News outlets like to pick on Millennials for eating avocado toast and drinking Starbucks coffee. Meanwhile, wealthy foodies are going above and beyond to spend outrageous amounts of money on once-in-a-lifetime experiences.
We’re going to cover some of the most expensive foods in the world. Be sure to read until the end to see which food item costs one million dollars. Check out these 46 luxury foods only millionaires can afford to eat. Maybe you have tried some, or you can one day.
46. $40/lb. Salt
Suppose you’re used to buying a large shaker of Morton salt for pennies a pound. With a 26 oz. container typically costing as little as 89 cents, $40/lb. for salt most likely seems outrageous. However, it’s a fairly reasonable price given the special nature of the Japanese seaweed salt called Amabito No Moshio. This salt has a long history in Japan. People have made it using the same traditional method for hundreds of years. It is laborious and expensive to produce. While the $40 price tag is high, you can find it in smaller quantities online. That way, it is reasonably accessible to try a fun addition to your favorite dishes.

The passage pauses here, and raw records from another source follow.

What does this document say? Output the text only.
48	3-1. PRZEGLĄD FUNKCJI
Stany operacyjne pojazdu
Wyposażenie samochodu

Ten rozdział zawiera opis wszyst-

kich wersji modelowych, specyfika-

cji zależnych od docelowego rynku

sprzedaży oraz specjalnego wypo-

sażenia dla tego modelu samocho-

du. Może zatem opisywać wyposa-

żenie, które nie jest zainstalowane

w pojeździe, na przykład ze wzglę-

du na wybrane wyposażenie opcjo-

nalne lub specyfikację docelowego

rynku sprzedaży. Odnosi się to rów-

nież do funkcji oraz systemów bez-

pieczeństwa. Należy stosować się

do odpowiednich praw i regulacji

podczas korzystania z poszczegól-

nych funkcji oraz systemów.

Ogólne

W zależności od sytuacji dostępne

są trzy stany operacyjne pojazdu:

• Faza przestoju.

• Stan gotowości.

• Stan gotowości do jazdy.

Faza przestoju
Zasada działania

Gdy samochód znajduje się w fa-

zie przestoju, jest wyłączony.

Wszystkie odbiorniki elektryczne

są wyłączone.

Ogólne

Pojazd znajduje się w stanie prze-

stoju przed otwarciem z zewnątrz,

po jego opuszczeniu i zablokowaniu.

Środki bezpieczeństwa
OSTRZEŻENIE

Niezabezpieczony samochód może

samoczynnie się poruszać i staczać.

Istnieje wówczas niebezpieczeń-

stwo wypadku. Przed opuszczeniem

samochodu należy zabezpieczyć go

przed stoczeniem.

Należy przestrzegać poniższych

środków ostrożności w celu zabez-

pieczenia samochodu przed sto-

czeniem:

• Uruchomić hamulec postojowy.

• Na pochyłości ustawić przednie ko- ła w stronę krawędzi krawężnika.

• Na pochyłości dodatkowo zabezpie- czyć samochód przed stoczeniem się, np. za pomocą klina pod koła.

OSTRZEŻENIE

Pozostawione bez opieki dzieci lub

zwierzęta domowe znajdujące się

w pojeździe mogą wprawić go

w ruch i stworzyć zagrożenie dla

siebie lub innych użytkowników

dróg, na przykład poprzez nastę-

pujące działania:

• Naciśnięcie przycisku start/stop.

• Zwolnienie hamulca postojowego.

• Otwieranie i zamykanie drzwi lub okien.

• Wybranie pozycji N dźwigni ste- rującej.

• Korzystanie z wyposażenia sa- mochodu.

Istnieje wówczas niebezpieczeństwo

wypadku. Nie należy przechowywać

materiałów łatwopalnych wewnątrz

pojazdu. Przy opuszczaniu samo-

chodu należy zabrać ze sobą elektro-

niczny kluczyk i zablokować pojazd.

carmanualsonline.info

You may know Amabito No Moshio as seaweed salt. It’s the earliest known sea salt produced and consumed by humans, with evidence of its origin being over 2,500 years ago. Historically, people have mined salt in most of the world, while evaporating sea salt is a (relatively) more recent endeavor. People make the salt in an incredibly labor-intensive process that involves spreading seaweed on the beach between storms and rinsing the sheets in saltwater pools. They boil the brine with the seaweed bits, making a unique dark green, flavorful seaweed and ash-infused salt.